Выбрать главу

— А симпатичная морда у этого Клеманкина! — обратился он вдруг через стол к присяжному поверенному.

— Это вы о ком, ваше превосходительство? — вставил командир полка, не поняв, в чем дело.

— Да это мы там одного повесили! — объяснил председатель, блеснув своими мелкими глазками, и продолжал, обращаясь к защитнику:

— Ничего, батенька, не поделаешь. Вот!.. Мы и так уж на двух убитых свалили все. Вы заметили? — и чтобы совсем расположить к себе присяжного поверенного, прибавил многозначительно и тихо: — Генерал-губернатор… семерых… предписал… Ну. И пришлось пятерых… того… Царство им небесное!

Он обвел зал глазами, точно ища иконы, и перекрестился на своем толстом, начинавшем потеть под расстегнутым сюртуком, брюшке.

— Ну. За ваши успехи, господин защитник. Нечего грустить. Другой раз…

* * *

Офицер-судья, который чуть не расплакался на суде, — так растрогал его тогда адвокат, уверявший, что мальчик-гимназист восемнадцати лет, приговоренный к смерти, осужден невинно, — теперь все пил и пил и сквозь туман в глазах видел кругом все милые и славные лица своих товарищей-офицеров, и все были такие добрые, хорошие, что удивлялся: как могла придти ему тогда на суде такая дикая и глупая мысль: отказаться от всего и выйти в отставку?.. чтО бы было теперь? Что бы он сделал сейчас и из-за чего? Ведь не гимназиста бы, так все равно бы кого-нибудь повесили.

Председатель так ясно доказал тогда всем, что пятерых нужно. Не все ли равно тогда — кого? И это было так ясно-убедительно, что он утешался и опять пил и пил.

Адвокат, который давно уже понял, что на суде ни красноречие, ни наука, ни даже чувства ничего не значат, а что все дело только в том, чтобы ладить с судьями и приучить их к себе, чтобы они не боялись защитников и не считали их самих за экспроприаторов, тоже пил теперь — стараясь улыбаться направо и налево офицерам, чтобы показать, что и он — как они, но в душе сквозь туман вина упорно вертелась одна фраза: «Вот она, та среда, которая подготовила Порт-Артур и Цусиму». И ужасаясь ей, мечтал о том, как опишет это когда-нибудь в своих мемуарах…

* * *

В городе была тревога.

Собрание выборщиков в Думу и сам новоизбранный депутат собирали подписи под протестом против казни. В Петербург летела телеграмма. Мать одного из осужденных, гимназиста, высокая полная дама с ввалившимися, застывшими без слез глазами, в каком-то упорном хлопотливом беспокойстве ездила то к депутату, то к губернатору, то к защитнику, то к прокурору… и наводила на всех точно страх. Генерал-губернатор ее не принял; другие успокаивали, что-то неопределенно мямлили, обещали и куда-то торопились все точно прочь от нее.
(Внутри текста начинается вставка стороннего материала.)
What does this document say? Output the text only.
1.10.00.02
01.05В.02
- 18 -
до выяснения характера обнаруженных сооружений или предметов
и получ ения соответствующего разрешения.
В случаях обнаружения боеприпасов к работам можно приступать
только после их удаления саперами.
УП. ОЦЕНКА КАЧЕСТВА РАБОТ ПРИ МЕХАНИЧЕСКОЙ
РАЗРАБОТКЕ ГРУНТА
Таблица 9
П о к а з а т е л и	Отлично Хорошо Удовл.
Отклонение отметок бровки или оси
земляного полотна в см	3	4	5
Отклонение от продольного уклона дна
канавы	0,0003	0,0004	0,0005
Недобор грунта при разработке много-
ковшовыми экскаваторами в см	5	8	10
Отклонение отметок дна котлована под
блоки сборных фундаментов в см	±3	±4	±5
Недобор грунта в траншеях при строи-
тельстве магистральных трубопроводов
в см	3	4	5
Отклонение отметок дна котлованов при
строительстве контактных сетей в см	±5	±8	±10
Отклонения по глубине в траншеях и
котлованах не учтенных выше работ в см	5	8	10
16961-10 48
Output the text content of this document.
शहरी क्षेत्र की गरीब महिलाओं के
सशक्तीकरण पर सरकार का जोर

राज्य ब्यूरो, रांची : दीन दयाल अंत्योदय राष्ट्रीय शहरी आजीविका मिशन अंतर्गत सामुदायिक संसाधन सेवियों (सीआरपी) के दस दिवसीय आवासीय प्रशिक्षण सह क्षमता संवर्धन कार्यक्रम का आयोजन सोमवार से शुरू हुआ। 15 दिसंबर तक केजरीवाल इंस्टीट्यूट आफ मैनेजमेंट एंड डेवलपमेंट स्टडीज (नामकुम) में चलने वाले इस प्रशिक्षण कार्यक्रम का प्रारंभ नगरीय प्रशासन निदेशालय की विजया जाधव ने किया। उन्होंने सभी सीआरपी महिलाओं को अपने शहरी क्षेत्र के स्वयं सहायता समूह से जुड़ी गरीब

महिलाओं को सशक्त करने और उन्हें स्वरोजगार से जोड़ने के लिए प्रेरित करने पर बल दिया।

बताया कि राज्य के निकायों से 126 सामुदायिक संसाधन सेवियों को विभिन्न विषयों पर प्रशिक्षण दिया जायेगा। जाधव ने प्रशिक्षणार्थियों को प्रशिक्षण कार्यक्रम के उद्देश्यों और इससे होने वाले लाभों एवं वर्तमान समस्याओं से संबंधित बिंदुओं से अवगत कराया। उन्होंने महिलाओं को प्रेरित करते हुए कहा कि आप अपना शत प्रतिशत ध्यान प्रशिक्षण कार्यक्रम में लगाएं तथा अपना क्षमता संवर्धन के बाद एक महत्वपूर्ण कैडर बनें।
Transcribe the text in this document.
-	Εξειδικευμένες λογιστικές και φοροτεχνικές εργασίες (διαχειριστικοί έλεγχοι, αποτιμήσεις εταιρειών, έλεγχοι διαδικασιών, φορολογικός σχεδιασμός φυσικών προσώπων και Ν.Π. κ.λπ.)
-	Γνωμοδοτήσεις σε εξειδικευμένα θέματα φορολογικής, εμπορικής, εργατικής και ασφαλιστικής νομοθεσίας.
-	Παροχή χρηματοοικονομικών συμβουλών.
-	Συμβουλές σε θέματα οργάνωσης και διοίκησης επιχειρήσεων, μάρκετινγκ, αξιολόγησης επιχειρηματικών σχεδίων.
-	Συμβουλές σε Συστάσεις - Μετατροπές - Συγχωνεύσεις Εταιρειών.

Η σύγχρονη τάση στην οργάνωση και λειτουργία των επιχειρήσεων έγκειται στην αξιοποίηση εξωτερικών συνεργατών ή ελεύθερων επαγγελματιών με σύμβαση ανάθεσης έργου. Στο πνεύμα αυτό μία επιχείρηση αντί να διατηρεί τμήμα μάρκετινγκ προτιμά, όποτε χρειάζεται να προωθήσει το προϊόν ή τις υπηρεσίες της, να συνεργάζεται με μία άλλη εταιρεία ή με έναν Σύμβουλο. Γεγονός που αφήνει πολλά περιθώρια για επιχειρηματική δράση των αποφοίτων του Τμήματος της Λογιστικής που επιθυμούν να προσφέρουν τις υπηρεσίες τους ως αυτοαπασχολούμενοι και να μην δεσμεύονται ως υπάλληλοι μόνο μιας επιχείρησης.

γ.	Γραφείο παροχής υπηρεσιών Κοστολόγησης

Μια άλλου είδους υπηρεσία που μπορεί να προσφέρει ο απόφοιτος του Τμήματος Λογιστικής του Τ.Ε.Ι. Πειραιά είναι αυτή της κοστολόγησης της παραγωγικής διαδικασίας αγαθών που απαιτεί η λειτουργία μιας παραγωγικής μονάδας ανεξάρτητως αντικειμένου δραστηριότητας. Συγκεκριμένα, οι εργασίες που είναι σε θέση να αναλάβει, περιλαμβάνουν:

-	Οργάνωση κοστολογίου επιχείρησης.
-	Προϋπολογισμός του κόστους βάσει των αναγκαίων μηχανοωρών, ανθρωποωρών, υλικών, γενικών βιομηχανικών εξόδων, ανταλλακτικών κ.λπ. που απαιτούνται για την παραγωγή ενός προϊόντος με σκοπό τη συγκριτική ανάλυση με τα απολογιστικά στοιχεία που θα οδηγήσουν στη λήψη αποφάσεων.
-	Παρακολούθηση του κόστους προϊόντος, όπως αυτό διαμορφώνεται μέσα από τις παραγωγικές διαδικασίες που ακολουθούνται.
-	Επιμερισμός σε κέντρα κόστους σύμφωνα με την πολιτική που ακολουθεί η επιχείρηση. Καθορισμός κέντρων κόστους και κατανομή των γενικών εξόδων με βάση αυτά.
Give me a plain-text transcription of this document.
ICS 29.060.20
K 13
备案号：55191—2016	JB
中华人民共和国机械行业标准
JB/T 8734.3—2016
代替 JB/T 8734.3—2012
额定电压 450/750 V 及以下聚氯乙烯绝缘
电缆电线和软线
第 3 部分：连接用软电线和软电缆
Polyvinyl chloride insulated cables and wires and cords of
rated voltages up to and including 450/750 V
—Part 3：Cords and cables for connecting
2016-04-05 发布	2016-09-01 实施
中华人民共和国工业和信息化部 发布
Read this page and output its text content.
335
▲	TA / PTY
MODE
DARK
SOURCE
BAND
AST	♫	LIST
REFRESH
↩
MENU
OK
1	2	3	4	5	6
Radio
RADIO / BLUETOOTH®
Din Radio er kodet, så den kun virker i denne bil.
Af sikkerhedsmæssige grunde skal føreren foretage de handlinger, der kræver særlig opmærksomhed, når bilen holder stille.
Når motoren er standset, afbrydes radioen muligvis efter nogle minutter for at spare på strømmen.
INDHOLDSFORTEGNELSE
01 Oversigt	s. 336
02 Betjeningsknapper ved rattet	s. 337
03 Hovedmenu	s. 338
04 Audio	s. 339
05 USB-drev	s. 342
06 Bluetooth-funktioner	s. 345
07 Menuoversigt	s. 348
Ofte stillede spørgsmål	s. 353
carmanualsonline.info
Ее сопровождала дочь, некрасивая маленькая барышня, с тоской и страшной тревогой следившая за матерью, усаживавшая ее заботливо на извозчика и вдруг принимавшаяся шептать: «Мама, мама, успокойся. Я уверена… Валя тут ни при чем, и его помилуют…»

Депутат тоже два раза ездил к генерал-губернатору, но во второй раз не был принят. Он был доктор, седой и добрый старик, с седыми бровями и: слезливыми глазками, известный в городе общественный деятель. Но странная мысль пришла ему в голову, когда он в первый раз подъезжал к генерал-губернаторскому дому. Мимо шли люди, блестел снег, извозчик похлопывал на морозе руками. Вспомнилась мать гимназиста, бледная, в косынке, но вдруг все показалось ему ложью, ненужным, и ложью показалось то, что он едет теперь к генерал-губернатору просить об осужденных. «Ведь правительство-то всегда правительство. И из-за шума-то оно, пожалуй, хуже не уступит», — мелькнуло вдруг в голове и стало беспокойно. Но он вспомнил митинги, протесты, вспомнил всеобщее возбуждение в стране, которое бурлило кругом и готовилось, как казалось, подняться победной волной, — и даже умилившись, что ему пришлось быть свидетелем такого великого и важного исторического времени, он твердо и с достоинством народного представителя вступил в генерал-губернаторский подъезд, готовя, чтО скажет…

* * *

Генерал-губернатор был длинный, затянутый в корсет и молодцеватый, несмотря на свои семьдесят лет, генерал, с моложавыми нежными щеками. Он никогда не сомневался, что его наружность, огромные усы и всегда сжатые грозные брови над суровыми прямо глядящими глазами производили неотразимое и великолепное начальственное впечатление, и вся его мысль, вся его душа, казалось, ушла в эту его картиночную наружность. Для него все было ясно.